A few cautions are worth holding onto. The catalog mixes genuine AI system prompts with ordinary __cstring literals that happen to begin with "You are," such as ReminderKit debug warnings and MusicKit sign-in errors, so the count of 128 overstates the number of true model instructions. Extracted prompts also tell you what a model is told, not how it behaves, since the same instruction produces different results across model weights and the runtime context that gets stitched in. And the override mechanism means any analysis built on these files is provisional by construction.

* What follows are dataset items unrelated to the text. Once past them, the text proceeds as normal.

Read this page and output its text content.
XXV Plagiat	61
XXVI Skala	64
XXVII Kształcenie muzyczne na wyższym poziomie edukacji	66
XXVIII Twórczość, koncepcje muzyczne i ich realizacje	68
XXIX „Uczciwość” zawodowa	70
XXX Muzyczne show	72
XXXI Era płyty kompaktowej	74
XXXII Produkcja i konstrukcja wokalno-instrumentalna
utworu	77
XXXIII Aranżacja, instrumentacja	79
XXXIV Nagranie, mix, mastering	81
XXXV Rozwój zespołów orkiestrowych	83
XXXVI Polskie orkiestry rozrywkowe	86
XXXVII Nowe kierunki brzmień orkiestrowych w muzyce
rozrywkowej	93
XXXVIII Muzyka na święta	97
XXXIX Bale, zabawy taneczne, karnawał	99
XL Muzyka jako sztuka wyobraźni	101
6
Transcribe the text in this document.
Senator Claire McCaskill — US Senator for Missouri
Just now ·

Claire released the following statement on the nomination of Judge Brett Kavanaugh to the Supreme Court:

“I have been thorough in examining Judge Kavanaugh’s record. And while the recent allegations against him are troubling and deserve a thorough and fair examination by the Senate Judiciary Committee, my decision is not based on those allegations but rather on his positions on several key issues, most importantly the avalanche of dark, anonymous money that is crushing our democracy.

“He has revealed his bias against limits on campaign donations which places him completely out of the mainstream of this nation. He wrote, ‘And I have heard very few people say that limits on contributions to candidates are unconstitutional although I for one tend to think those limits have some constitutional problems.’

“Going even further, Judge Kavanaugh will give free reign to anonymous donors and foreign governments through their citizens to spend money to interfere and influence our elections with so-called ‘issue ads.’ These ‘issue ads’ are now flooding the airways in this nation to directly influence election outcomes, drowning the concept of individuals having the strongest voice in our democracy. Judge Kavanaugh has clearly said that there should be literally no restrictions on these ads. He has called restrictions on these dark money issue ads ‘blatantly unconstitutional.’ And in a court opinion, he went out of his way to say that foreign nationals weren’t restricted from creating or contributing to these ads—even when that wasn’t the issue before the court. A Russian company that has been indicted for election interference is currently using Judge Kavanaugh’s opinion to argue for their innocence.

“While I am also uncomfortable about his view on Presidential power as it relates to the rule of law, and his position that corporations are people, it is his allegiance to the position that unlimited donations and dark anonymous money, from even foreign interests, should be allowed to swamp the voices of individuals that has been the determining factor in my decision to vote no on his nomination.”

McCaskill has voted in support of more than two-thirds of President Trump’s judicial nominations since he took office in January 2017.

Still, the leak is valuable precisely because system prompts are where a company's intentions become legible. You can read in these files which tasks Apple trusts to a small local model and which it sends to the cloud, where it has placed safety branches, and how much of the assistant is assembled from your own device state at the moment you ask. The counter-perspective from privacy advocates writes itself: a server that can silently reshape the instructions governing a model with access to your mail drafts and call transcripts is a meaningful expansion of what "on-device" can quietly include. Apple's Private Cloud Compute design and its Apple Intelligence documentation address the inference side of that concern with verifiable server software, but the prompt-override path is a separate surface, and corpora like this one are how the public learns it exists at all.